House of Ashes
‘I don’t believe in ghosts.’
‘I don’t think they care.’
Directed by Izzy Lee, who also co-wrote with Steve Johanson, this low-budget ghost story is one of many post-2020 horror films dealing with folk confined to their homes but it’s also informed by the erosion of women’s rights in MAGAworld.
Mia Shelden (Fayna Sanchez) is the first woman in her state (the film was shot in LA) to be sentenced to a year’s house arrest for the crime of having a miscarriage. Not only has she lost a baby and been villifed for it, abandoned even by her narcissist parents, but was was briefly a suspect in the ruled-as-suicide death of her veterinarian husband Adam (Mason Conrad). Her thug probation officer (Lee Boxleitner) takes a delight in treating her like shit and issuing threats of disproportionate punishment should she violate the conditions of her confinement or not maintain apparatus connected with it – did you know ankle monitors had to be charged like mobile phones? – but her new boyfriend Marc (Vincent Stalba) is determined to be supportive and even moves in to protect her from bottom-feeder Lexi ShokToks (Laura Dromerick). But there’s something shifty about Marc too. And the house is haunted. Objects like phones and keys go missing and later are seen to vanish. Adam’s ashes keep getting spilled and seeping into everything. Apparitions lurk in the back of frame. And Mia and Marc both have (understandable) mood swings.

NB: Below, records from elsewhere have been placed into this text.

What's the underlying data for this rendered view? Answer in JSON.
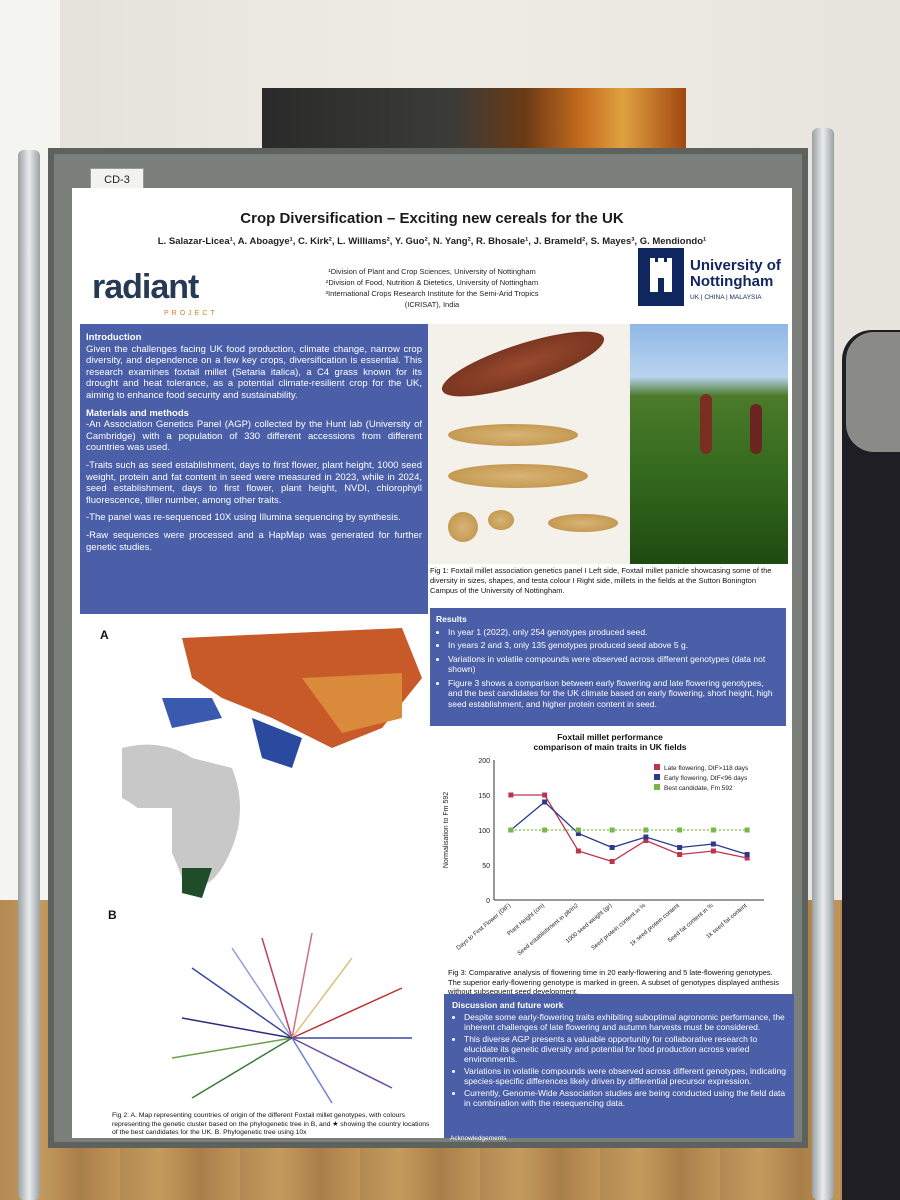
{
  "board_tag": "CD-3",
  "poster": {
    "title": "Crop Diversification – Exciting new cereals for the UK",
    "authors": "L. Salazar-Licea¹, A. Aboagye¹, C. Kirk², L. Williams², Y. Guo², N. Yang², R. Bhosale¹, J. Brameld², S. Mayes³, G. Mendiondo¹",
    "affiliations": [
      "¹Division of Plant and Crop Sciences, University of Nottingham",
      "²Division of Food, Nutrition & Dietetics, University of Nottingham",
      "³International Crops Research Institute for the Semi-Arid Tropics (ICRISAT), India"
    ],
    "logo_left": "radiant",
    "logo_left_sub": "PROJECT",
    "logo_right_name": "University of Nottingham",
    "logo_right_sub": "UK | CHINA | MALAYSIA",
    "intro_heading": "Introduction",
    "intro_text": "Given the challenges facing UK food production, climate change, narrow crop diversity, and dependence on a few key crops, diversification is essential. This research examines foxtail millet (Setaria italica), a C4 grass known for its drought and heat tolerance, as a potential climate-resilient crop for the UK, aiming to enhance food security and sustainability.",
    "methods_heading": "Materials and methods",
    "methods": [
      "-An Association Genetics Panel (AGP) collected by the Hunt lab (University of Cambridge) with a population of 330 different accessions from different countries was used.",
      "-Traits such as seed establishment, days to first flower, plant height, 1000 seed weight, protein and fat content in seed were measured in 2023, while in 2024, seed establishment, days to first flower, plant height, NVDI, chlorophyll fluorescence, tiller number, among other traits.",
      "-The panel was re-sequenced 10X using Illumina sequencing by synthesis.",
      "-Raw sequences were processed and a HapMap was generated for further genetic studies."
    ],
    "fig1_caption": "Fig 1: Foxtail millet association genetics panel I Left side, Foxtail millet panicle showcasing some of the diversity in sizes, shapes, and testa colour I Right side, millets in the fields at the Sutton Bonington Campus of the University of Nottingham.",
    "results_heading": "Results",
    "results": [
      "In year 1 (2022), only 254 genotypes produced seed.",
      "In years 2 and 3, only 135 genotypes produced seed above 5 g.",
      "Variations in volatile compounds were observed across different genotypes (data not shown)",
      "Figure 3 shows a comparison between early flowering and late flowering genotypes, and the best candidates for the UK climate based on early flowering, short height, high seed establishment, and higher protein content in seed."
    ],
    "map_label": "A",
    "tree_label": "B",
    "fig2_caption": "Fig 2: A. Map representing countries of origin of the different Foxtail millet genotypes, with colours representing the genetic cluster based on the phylogenetic tree in B, and ★ showing the country locations of the best candidates for the UK. B. Phylogenetic tree using 10x",
    "chart_title_1": "Foxtail millet performance",
    "chart_title_2": "comparison of main traits in UK fields",
    "fig3_caption": "Fig 3: Comparative analysis of flowering time in 20 early-flowering and 5 late-flowering genotypes. The superior early-flowering genotype is marked in green. A subset of genotypes displayed anthesis without subsequent seed development.",
    "discussion_heading": "Discussion and future work",
    "discussion": [
      "Despite some early-flowering traits exhibiting suboptimal agronomic performance, the inherent challenges of late flowering and autumn harvests must be considered.",
      "This diverse AGP presents a valuable opportunity for collaborative research to elucidate its genetic diversity and potential for food production across varied environments.",
      "Variations in volatile compounds were observed across different genotypes, indicating species-specific differences likely driven by differential precursor expression.",
      "Currently, Genome-Wide Association studies are being conducted using the field data in combination with the resequencing data."
    ],
    "ack_heading": "Acknowledgements"
  },
  "chart_data": {
    "type": "line",
    "title": "Foxtail millet performance comparison of main traits in UK fields",
    "ylabel": "Normalisation to Fm 592",
    "ylim": [
      0,
      200
    ],
    "categories": [
      "Days to First Flower (DtF)",
      "Plant Height (cm)",
      "Seed establishment in plt/m2",
      "1000 seed weight (gr)",
      "Seed protein content in %",
      "1k seed protein content",
      "Seed fat content in %",
      "1k seed fat content"
    ],
    "series": [
      {
        "name": "Late flowering, DtF>118 days",
        "color": "#c0334d",
        "values": [
          150,
          150,
          70,
          55,
          85,
          65,
          70,
          60
        ]
      },
      {
        "name": "Early flowering, DtF<96 days",
        "color": "#2b3a8c",
        "values": [
          100,
          140,
          95,
          75,
          90,
          75,
          80,
          65
        ]
      },
      {
        "name": "Best candidate, Fm 592",
        "color": "#7ab648",
        "values": [
          100,
          100,
          100,
          100,
          100,
          100,
          100,
          100
        ]
      }
    ]
  }
}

It’s a simple tale, which neatly layers in quite a complicated backstory without doing too many explanatory flashbacks. Sanchez is excellent as a woman assailed by bothering souls dead or alive from all sides even as she can’t step out on the sidewalk or call on a single person for unqualified support. Characters like the hateful probation officer and the haranguing internet troll might once have seemed exaggerated, but the last few years have suggested that if anything the real-life equivalents of these folk are much, much worse. It’s always a smart idea for an inexpensive film to have a reason to stick to one location, and here it’s an in-narrative court order – one or two of the visual effects seem basic, but some of them work because they’re so simple. With bits from Joe Lynch and Mick Garris.